The number 6. What does it mean? Well, unless you’re a Pittsburgh Steelers fan, the number 6 probably doesn’t mean much. Numbers have no meaning on their own. But when used by a leader, your plain old numbers can become a clarifying, motivating force. Take the number 6.

In the early 1900s, Charles Schwab was a steel magnate. 1 As such, he always wanted to increase production in his mills. Some improvements were mechanized—easy tweaks in industrial processes. Then came the plateaus that only a team of employees could overcome. Magic was necessary, it seemed. The machines and methods were at top form and only the speed and skill of the work crew could take them higher.

People, of course, aren’t like machines. Schwab obviously knew this and yet he was often unsuccessful in actualizing any increase in their productivity. He tried all kinds of tricks and tactics, some nice and some not-so-nice, and only stumbled upon the best method of influence when he took a single piece of chalk to the factory floor and wrote the number 6.

Big deal, right? What does “6” mean?

In this case, it related to the 6 “heats” 2 that the daytime crew had completed in their shift. Upon hearing of their achievement, Schwab drew the number “6” in chalk on the factory floor for the night shift to see.
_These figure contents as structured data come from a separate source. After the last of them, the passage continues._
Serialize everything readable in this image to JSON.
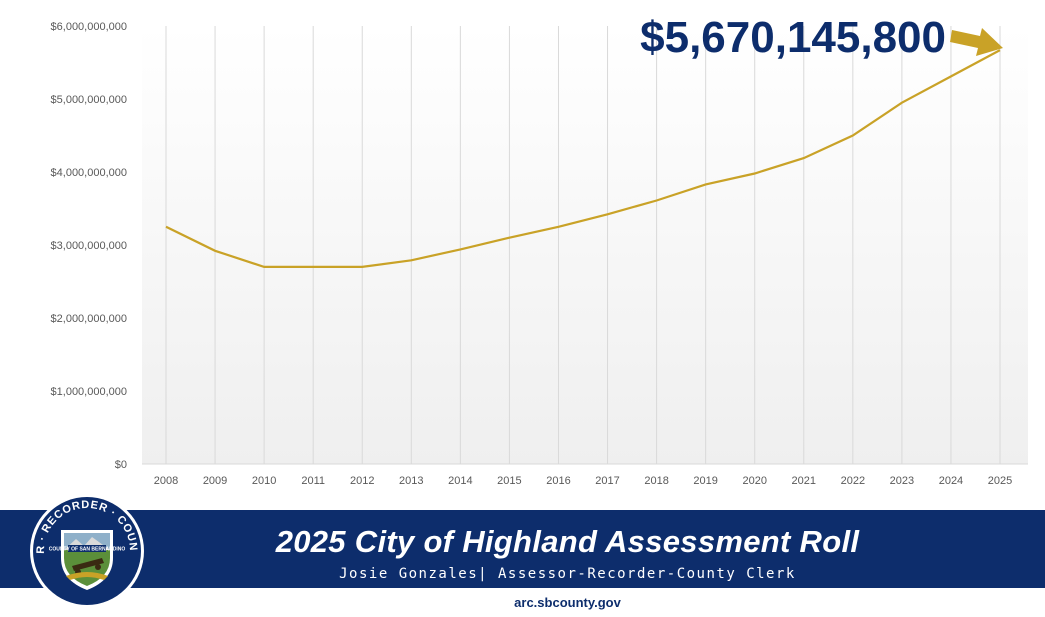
{
  "chart_data": {
    "type": "line",
    "x": [
      "2008",
      "2009",
      "2010",
      "2011",
      "2012",
      "2013",
      "2014",
      "2015",
      "2016",
      "2017",
      "2018",
      "2019",
      "2020",
      "2021",
      "2022",
      "2023",
      "2024",
      "2025"
    ],
    "series": [
      {
        "values": [
          3250000000,
          2920000000,
          2700000000,
          2700000000,
          2700000000,
          2790000000,
          2940000000,
          3100000000,
          3250000000,
          3420000000,
          3610000000,
          3830000000,
          3980000000,
          4190000000,
          4500000000,
          4950000000,
          5310000000,
          5670145800
        ]
      }
    ],
    "yticks": [
      "$0",
      "$1,000,000,000",
      "$2,000,000,000",
      "$3,000,000,000",
      "$4,000,000,000",
      "$5,000,000,000",
      "$6,000,000,000"
    ],
    "ylim": [
      0,
      6000000000
    ],
    "grid": "vertical",
    "line_color": "#c9a227",
    "annotation": "$5,670,145,800"
  },
  "banner": {
    "title": "2025 City of Highland Assessment Roll",
    "subtitle": "Josie Gonzales| Assessor-Recorder-County Clerk",
    "url": "arc.sbcounty.gov",
    "color": "#0d2d6c"
  },
  "seal": {
    "text": "ASSESSOR · RECORDER · COUNTY CLERK",
    "inner": "COUNTY OF SAN BERNARDINO"
  }
}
What did the night shift do when they saw the number “6”? You can probably guess.

The next morning, Schwab returned to work to see the number replaced with a big “7” written with the same chalk. Suddenly, a new level of productivity had been discovered.

Competition is a motivating force. Numbers are a clarifying force. Give someone a target, with knowledge that someone else has gotten close, and it’s surprising to see what can happen.

That story comes from the original classic on influence—Dale Carnegie’s “How To Win Friends and Influence People”. However, for this week, we’re going to feature a different book called “Influencer: The New Science of Leading Change”. More to come in the days ahead but, for now, remember the power of a single number when it has the right meaning behind it.